Cuando un niño dibuja o pinta, lo que hace es sacar de su interior su propia memoria. Dibuja lo que recuerda que ha visto, lo que ya le ha quedado dentro, una imagen fija que sin ser real es la que idealiza.
Dibuja lo que ha visto, pero modificado por sus vivencias, por lo que realmente percibe, por lo que él ha querido quedarse dentro.
Un adulto es para un niño un ser enorme, pero no tanto por el tamaño sino por lo que representa para él. No todos los adultos son igual de enormes pues el tamaño real para un niño es la suma de varios factores.
Los dibujos infantiles no están para interpretarse, aunque a veces se haga, sobre todo con el clásico test del árbol. Están sobre todo para disfrutarlos, y para escuchar las explicaciones del joven artista, casi del nonato artista.
En este dibujo de la izquierda lo que vemos tú y yo posiblemente no es lo mismo que deseaba plantearnos el dibujante. Para él aquello era un espantapájaros.
Pero mezclaba el concepto irreal de un espantapájaros con el de una persona con vida, fruto posiblemente de imágenes de cuentos o de vídeos. Ya tenemos pues la capacidad de abstracción, de imaginar y además…, de al revés convertir en real lo que él imagina.
Para el niño no es un espantapájaros normal, es un espantapájaros sonriente. Y además y curiosamente tiene ombligo. Fruto casi seguro de su propio hermano menor, que lo tiene y le produce sensación de curiosidad humana.

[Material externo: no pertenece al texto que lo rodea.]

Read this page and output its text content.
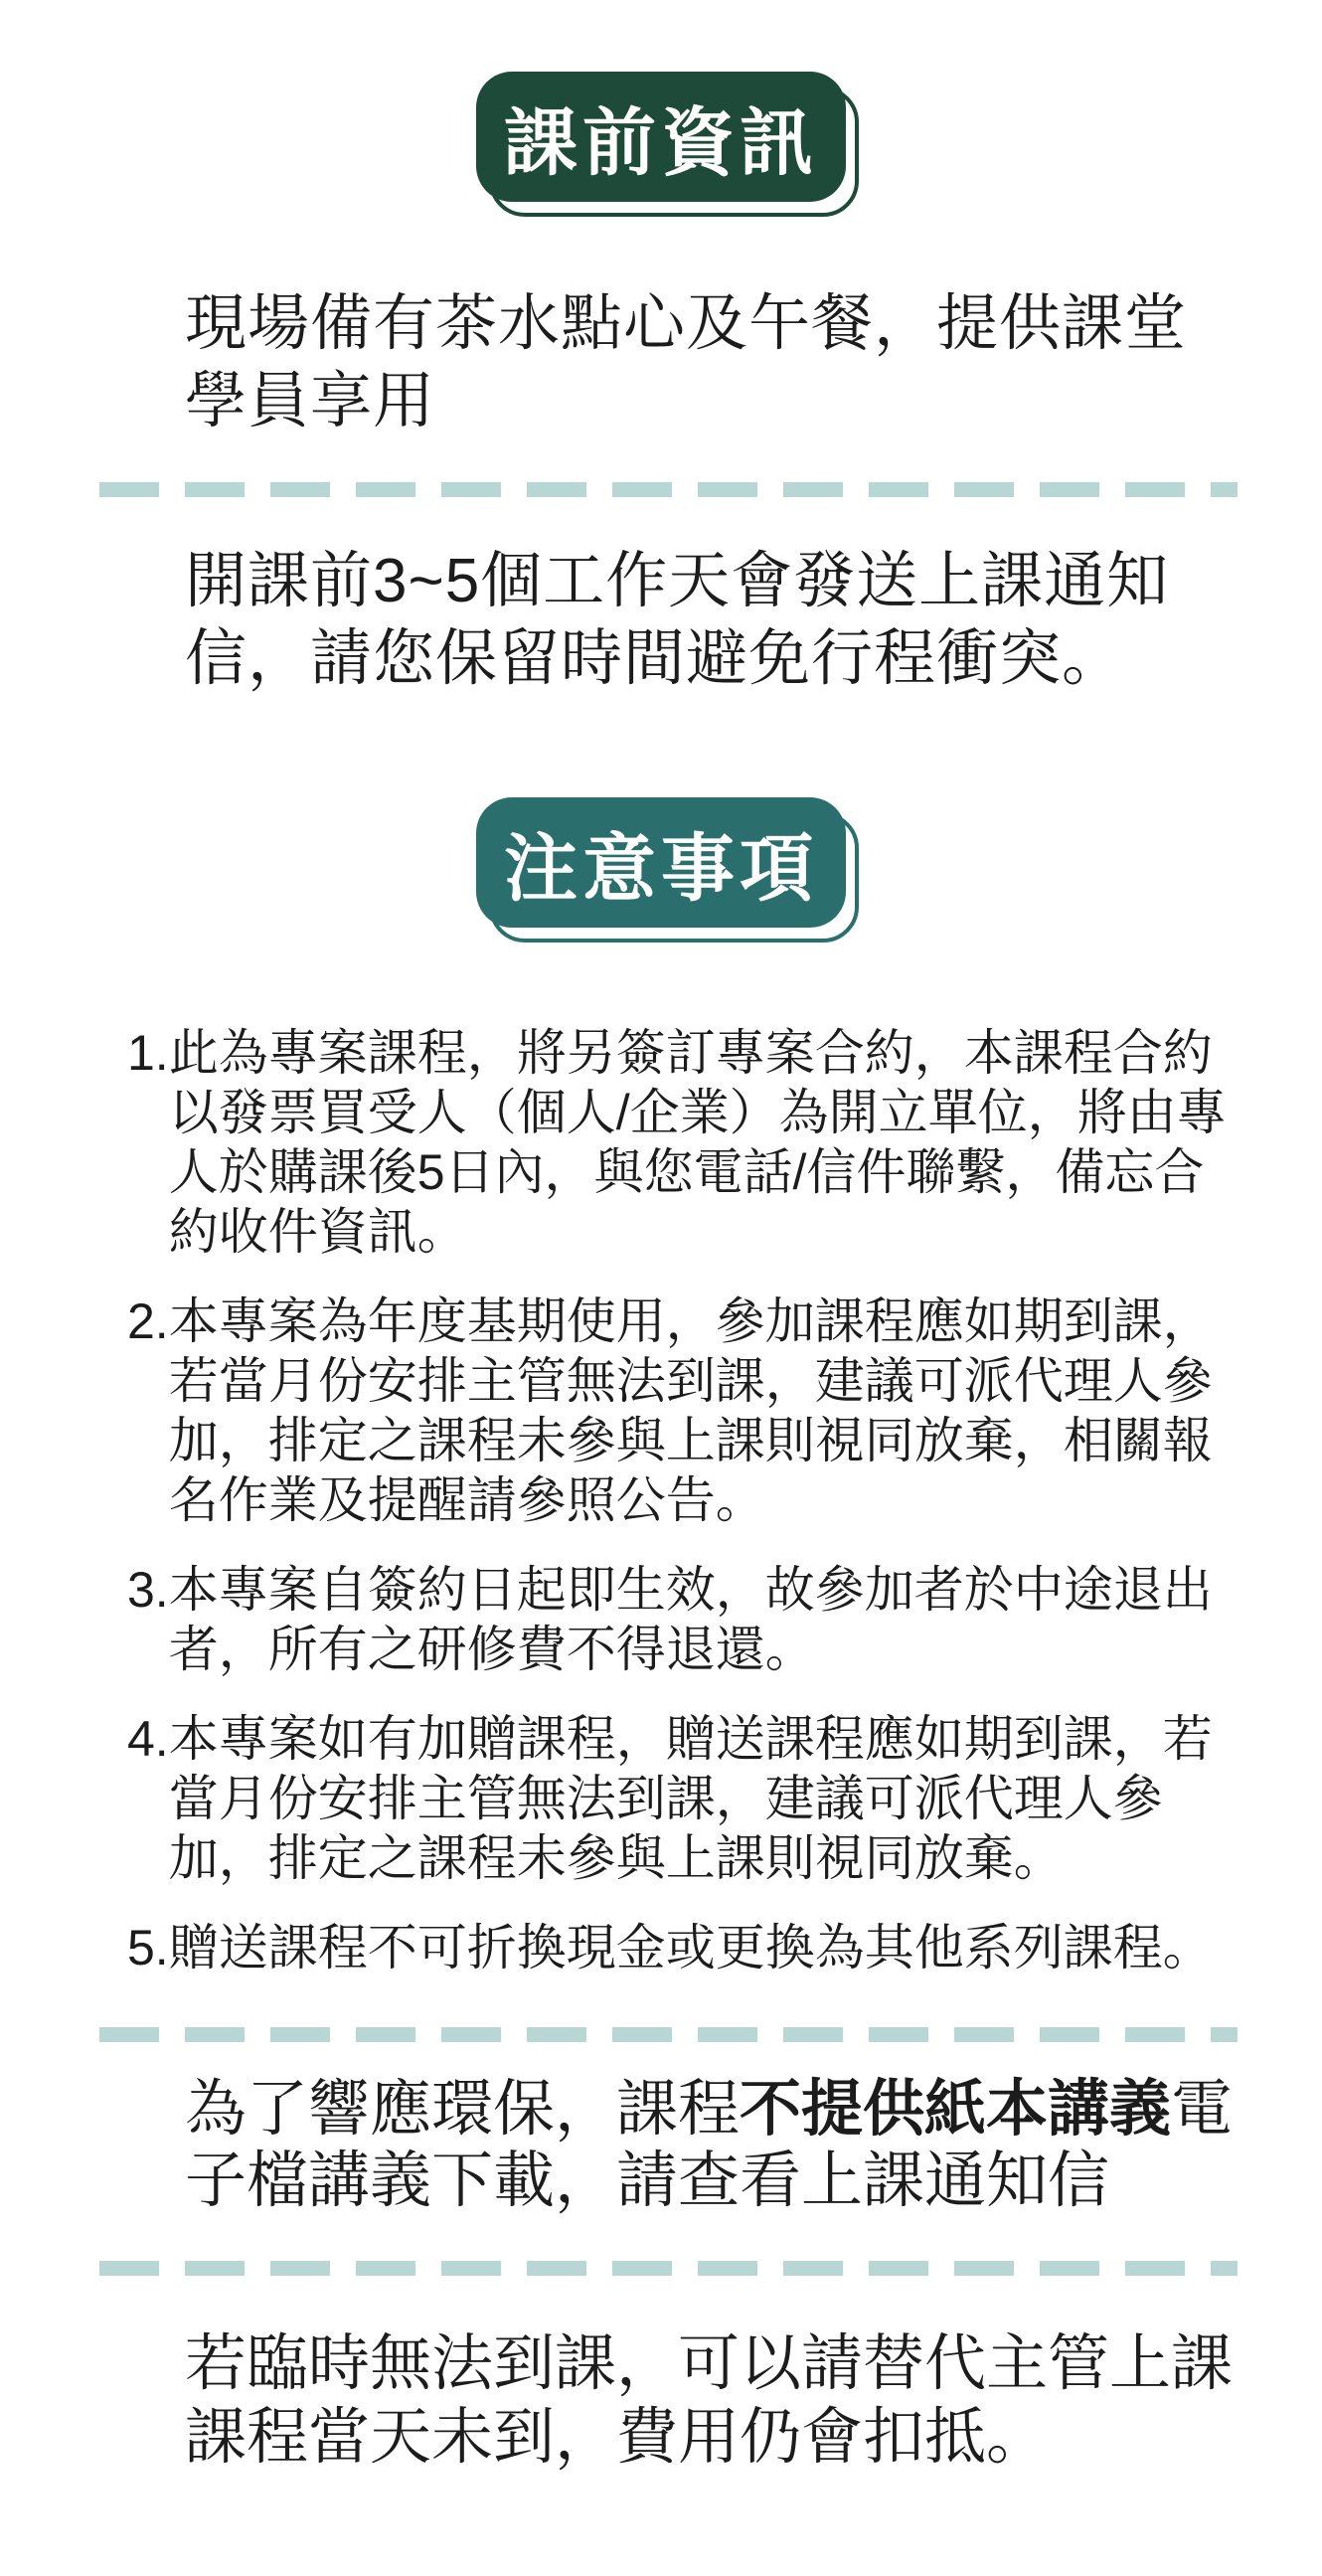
課前資訊
現場備有茶水點心及午餐，提供課堂學員享用
開課前3~5個工作天會發送上課通知信，請您保留時間避免行程衝突。
注意事項
1. 此為專案課程，將另簽訂專案合約，本課程合約以發票買受人（個人/企業）為開立單位，將由專人於購課後5日內，與您電話/信件聯繫，備忘合約收件資訊。
2. 本專案為年度基期使用，參加課程應如期到課，若當月份安排主管無法到課，建議可派代理人參加，排定之課程未參與上課則視同放棄，相關報名作業及提醒請參照公告。
3. 本專案自簽約日起即生效，故參加者於中途退出者，所有之研修費不得退還。
4. 本專案如有加贈課程，贈送課程應如期到課，若當月份安排主管無法到課，建議可派代理人參加，排定之課程未參與上課則視同放棄。
5. 贈送課程不可折換現金或更換為其他系列課程。
為了響應環保，課程不提供紙本講義電子檔講義下載，請查看上課通知信
若臨時無法到課，可以請替代主管上課課程當天未到，費用仍會扣抵。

Pero sigamos jugando. Vamos a ver a la izquierda el dibujo original del niño y a la derecha una representación teórica de esos mismos grafismos adaptados a los grafismos de Joan Miró. Es un ejercicio burdo y rápido, pero lo que he intentado mostrar es que la distancia entre una obra de la imaginación infantil no está muy alejada de las obras de un pintor abstracto que por cierto sabía dibujar maravillosamente y hay ejemplos de eso.
Tal vez como se dice ahora mucho, se trate de restar, de quitar, de hacer más con menos. O al menos lo mismo pero con menos, para que todo salga más sostenible y sencillo de abrazar.